The first historical record of Lednice locality dates from 1222. At that time there stood a Gothic fort with courtyard, which was lent by Czech King Václav I to Austrian nobleman Sigfried Sirotek in 1249.

At the end of the 13th century the Liechtensteins, originally from Styria, became holders of all of Lednice and of nearby Mikulov. They gradually acquired land on both sides of the Moravian-Austrian border. Members of the family most often found fame in military service, during the Renaissance they expanded their estates through economic activity. From the middle of the 15th century members of the family occupied the highest offices in the land. However, the family’s position in Moravia really changed under the brothers Karel, Maximilian, and Gundakar of Liechtenstein. Through marriage Karel and Maximilian acquired the great wealth of the old Moravian dynasty of the Černohorskýs of Boskovice. At that time the brothers, like their father and grandfather, were Lutheran, but they soon converted to Catholicism, thus preparing the ground for their rise in politics. Particularly Karel, who served at the court of Emperor Rudolf II, became hetman of Moravia in 1608, and was later raised to princely status by King Matyas II and awarded the Duchy of Opava.

During the revolt of the Czech nobility he stood on the side of the Habsburgs, and took part in the Battle of White Mountain. After the uprising was defeated in 1620 he systematically acquired property confiscated from some of the rebels, and the Liechtensteins became the wealthiest family in Moravia, rising in status above the Žerotíns.

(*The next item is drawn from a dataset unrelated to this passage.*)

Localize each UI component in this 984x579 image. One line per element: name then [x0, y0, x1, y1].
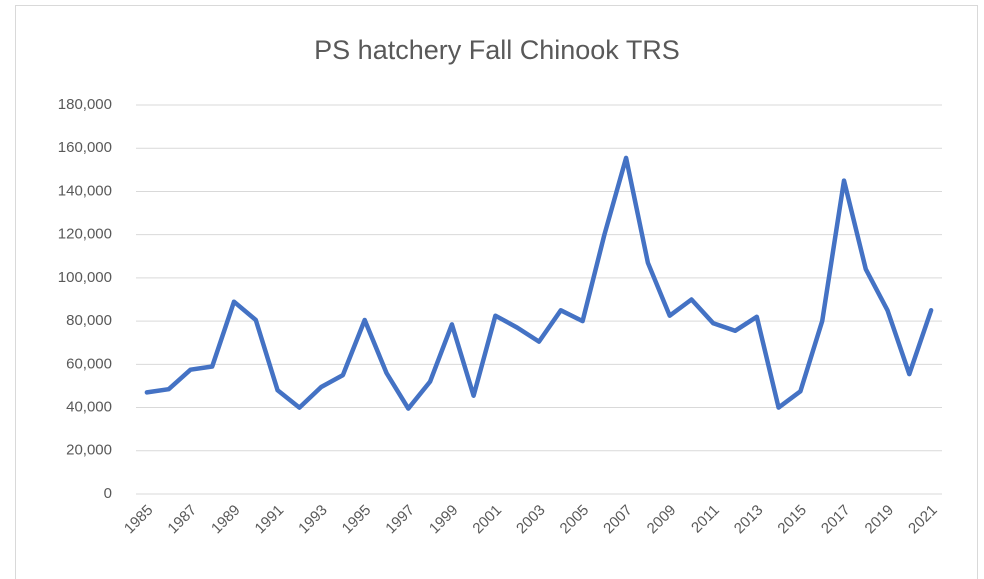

Their enormous land holdings brought them great profits, and eventually allowed them to carry out their grandious building projects here in Lednice.

In the 16th century it was probably Hartmann II of Liechtenstein who had the old medieval water castle torn down and replaced with a Renaissance chateau. At the end of the 17th century the chateau was torn down and a Baroque palace was built, with an extensive formal garden, and a massive riding hall designed by Johann Bernard Fischer von Erlach that still stands in almost unaltered form.

In the mid-18th century the chateau was again renovated, and in 1815 its front tracts that had been part of the Baroque chateau were removed.

The chateau as it looks today dates from 1846-1858, when Prince Alois II decided that Vienna was not suitable for entertaining in the summer, and had Lednice rebuilt into a summer palace in the spirit of English Gothic. The hall on the ground floor would serve to entertain the European aristocracy at sumptuous banquets, and was furnished with carved wood ceilings, wooden panelling, and select furniture, surpassing anything of its kind in Europe.